Pick up the pace. To warm up, walk at an easy pace for the first several minutes. Then gradually increase your speed.
Add variety and challenge. Try brisk intervals. For example, walk one block fast, two blocks slow and repeat several times. Over time you’ll be able to add more fast intervals with shorter recovery periods. Walking hills or stairs is a great way to increase muscle strength and burn more calories.
Stretch. The end of your walk is a great time to stretch as your body is warmed up. Stretch your hamstrings, calves, chest, shoulders and back. Hold each stretch for 15 to 30 seconds.
- Track your progress. Fit walking into your schedule whenever you can. That may mean several short walks a day. When you can fit it in, longer walks will help you improve your stamina. Just remember your overall goal is at least 150 minutes each week.
Stay safe while walking
- Be alert. Listening to music while you walk can help keep you energized. And making phone calls is a good way to multitask. But if you use headphones, keep the volume low and watch out for traffic that you may not hear. Don’t text or stare at your device while walking; keep your eyes on the road.

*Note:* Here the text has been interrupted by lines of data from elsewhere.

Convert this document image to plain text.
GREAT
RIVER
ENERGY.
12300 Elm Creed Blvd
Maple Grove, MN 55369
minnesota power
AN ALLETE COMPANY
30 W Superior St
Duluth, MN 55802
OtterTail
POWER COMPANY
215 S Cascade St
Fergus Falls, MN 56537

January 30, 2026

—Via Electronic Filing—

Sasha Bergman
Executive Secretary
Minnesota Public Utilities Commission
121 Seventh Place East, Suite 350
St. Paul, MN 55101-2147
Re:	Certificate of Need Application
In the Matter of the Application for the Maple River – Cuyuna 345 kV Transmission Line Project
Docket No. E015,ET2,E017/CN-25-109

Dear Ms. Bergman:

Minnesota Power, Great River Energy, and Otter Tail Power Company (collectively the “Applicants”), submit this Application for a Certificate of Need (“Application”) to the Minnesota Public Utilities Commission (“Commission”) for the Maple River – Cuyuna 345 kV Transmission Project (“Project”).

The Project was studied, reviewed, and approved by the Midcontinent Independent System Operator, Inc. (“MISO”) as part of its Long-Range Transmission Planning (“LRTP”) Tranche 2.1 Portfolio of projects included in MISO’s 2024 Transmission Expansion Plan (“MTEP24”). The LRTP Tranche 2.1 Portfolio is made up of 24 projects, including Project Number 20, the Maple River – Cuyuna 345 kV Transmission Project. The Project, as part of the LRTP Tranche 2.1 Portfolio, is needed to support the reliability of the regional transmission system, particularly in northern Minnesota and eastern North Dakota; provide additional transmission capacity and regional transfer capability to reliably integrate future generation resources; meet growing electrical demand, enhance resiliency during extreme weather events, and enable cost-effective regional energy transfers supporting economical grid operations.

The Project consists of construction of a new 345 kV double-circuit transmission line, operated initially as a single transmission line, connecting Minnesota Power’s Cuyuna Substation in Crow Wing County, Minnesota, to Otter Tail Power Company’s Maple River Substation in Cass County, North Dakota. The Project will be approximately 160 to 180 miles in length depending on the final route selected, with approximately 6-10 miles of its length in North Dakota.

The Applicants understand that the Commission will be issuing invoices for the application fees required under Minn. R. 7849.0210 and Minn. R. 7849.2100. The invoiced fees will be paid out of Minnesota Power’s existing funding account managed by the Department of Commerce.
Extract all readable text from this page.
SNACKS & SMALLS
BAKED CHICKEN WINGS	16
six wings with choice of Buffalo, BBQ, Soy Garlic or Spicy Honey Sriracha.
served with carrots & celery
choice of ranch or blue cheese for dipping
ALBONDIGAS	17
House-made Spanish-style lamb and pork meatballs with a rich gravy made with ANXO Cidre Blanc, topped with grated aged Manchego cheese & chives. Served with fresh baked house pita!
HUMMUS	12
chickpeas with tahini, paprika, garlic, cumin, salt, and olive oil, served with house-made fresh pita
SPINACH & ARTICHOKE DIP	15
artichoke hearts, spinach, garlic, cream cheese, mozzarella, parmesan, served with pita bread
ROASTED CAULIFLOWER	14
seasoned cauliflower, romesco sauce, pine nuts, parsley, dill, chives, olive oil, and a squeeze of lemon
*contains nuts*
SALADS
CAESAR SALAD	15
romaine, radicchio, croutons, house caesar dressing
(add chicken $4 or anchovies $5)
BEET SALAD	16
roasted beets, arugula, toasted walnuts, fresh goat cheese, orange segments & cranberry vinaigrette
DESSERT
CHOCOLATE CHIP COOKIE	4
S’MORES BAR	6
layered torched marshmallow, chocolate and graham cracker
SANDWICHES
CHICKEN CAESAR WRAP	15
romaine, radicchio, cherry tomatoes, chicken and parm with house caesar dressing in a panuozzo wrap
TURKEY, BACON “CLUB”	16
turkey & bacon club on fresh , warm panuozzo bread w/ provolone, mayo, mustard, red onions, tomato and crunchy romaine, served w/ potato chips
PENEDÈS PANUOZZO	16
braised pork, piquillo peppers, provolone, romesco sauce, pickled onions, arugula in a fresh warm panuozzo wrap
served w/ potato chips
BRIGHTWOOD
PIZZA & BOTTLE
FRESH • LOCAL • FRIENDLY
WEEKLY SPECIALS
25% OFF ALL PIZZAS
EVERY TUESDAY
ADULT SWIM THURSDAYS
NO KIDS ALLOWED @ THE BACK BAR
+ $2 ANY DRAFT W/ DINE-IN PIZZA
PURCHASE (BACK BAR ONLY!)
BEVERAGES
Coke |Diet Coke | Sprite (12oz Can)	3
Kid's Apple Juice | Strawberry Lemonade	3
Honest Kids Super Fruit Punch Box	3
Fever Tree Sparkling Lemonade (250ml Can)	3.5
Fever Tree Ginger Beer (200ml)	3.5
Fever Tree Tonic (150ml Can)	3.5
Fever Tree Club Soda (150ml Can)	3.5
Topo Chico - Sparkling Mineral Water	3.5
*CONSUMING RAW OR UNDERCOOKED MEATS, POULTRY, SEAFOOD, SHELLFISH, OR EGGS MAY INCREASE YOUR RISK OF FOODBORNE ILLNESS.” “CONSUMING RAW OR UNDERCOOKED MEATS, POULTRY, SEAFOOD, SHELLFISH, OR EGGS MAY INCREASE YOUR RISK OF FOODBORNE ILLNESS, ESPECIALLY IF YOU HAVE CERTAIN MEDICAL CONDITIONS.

- Stand out. Wear light colors or reflective clothing and carry a flashlight or glow stick (it adds to the fun!) if you walk when visibility is low.
- Be street smart. Walking on sidewalks is best, but if you have to walk on the street, stick to streets with lower speed limits, and make sure drivers can see you.
- Know the neighborhood. Note which businesses are open when you’ll be walking and the location of emergency telephones. Walk on well-traveled streets rather than taking shortcuts through alleys or parking lots.
- Listen to your body. If you have foot, knee, hip or back pain when walking, stop and check with your health care team to find out the cause. You may need different shoes or another form of activity like cycling or water exercise. But don’t give up! Find the activity that’s right for you.
Maybe you haven’t been active for a while. No problem! Just get started. It’s not all or nothing; it’s step by step. Even if you’re already active, here are some easy ways you can add more steps to your day:
- Grab the leash, and take the dog out for a walk.
- Forget about rock star parking. Park a bit farther from the entrance to your workplace, school, grocery store, restaurants and other places you visit.
- Take the stairs instead of the elevator, even if just for one or two floors.
- Catch up with a friend by walking around the block while you chat on the phone.